Authors: Robert Rohli*, Louisiana State University, Stephen P Caparotta, Louisiana State University
Topics: Climatology and Meteorology, Coastal and Marine, United States
Keywords: Severe Weather, Gulf of Mexico, Gulf Coast Cyclone, Madden-Julian Oscillation
Session Type: Paper
Start / End Time: 3:05 PM / 4:45 PM
Room: Buchanan, Marriott, Mezzanine Level
Presentation File: No File Uploaded
While much scholarly attention has been devoted to interannual and long-term trends in severe weather, intra-annual variability is often overlooked. Previous research has identified a connection between the Madden-Julian Oscillation (MJO) and intra-annual patterns related to tropical cyclogenesis, extratropical nor’easters, and other features of North American weather such as precipitation, temperature, extreme precipitation, tornadoes, and atmospheric rivers. Moreover, ongoing work is focusing on the relationship between the MJO and cyclogenesis and precipitation variability in the Gulf of Mexico. This research continues that theme by analyzing severe weather in the Gulf of Mexico region by MJO phase.

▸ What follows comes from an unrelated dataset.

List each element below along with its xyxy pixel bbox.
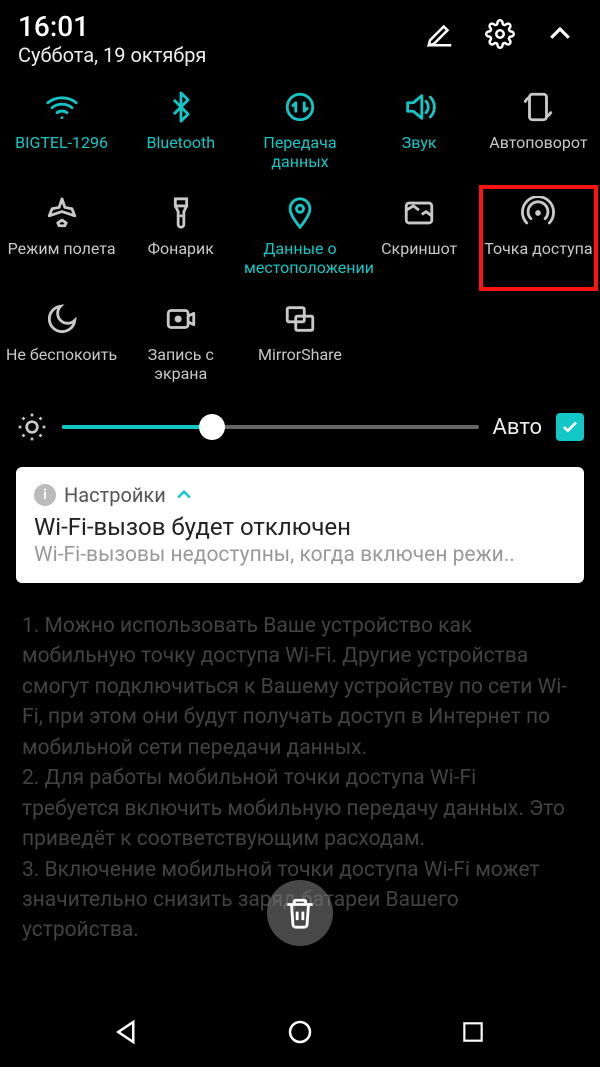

Cool season reports of tornadoes, hail, and strong/damaging winds were analyzed for the 1979-2014 period, for the box bounded by 19-33°N and 100-80°W. The data used for the analysis were obtained from the National Centers for Environmental Information (NCEI) Storm Events Database (https://www.ncdc.noaa.gov/stormevents/ftp.jsp). Results of Monte Carlo simulations suggest that MJO Phases 7, 8, and 1 support active severe weather, while MJO Phases 4, 5, and 6 are associated with more tranquil conditions. Analysis of composite geopotential height anomalies and 300 mb wind anomalies reveals that the MJO influence is likely tied to modification of the Rossby wave train. These results could be helpful in weather forecasting of events that are likely to endanger life and property in a vulnerable region.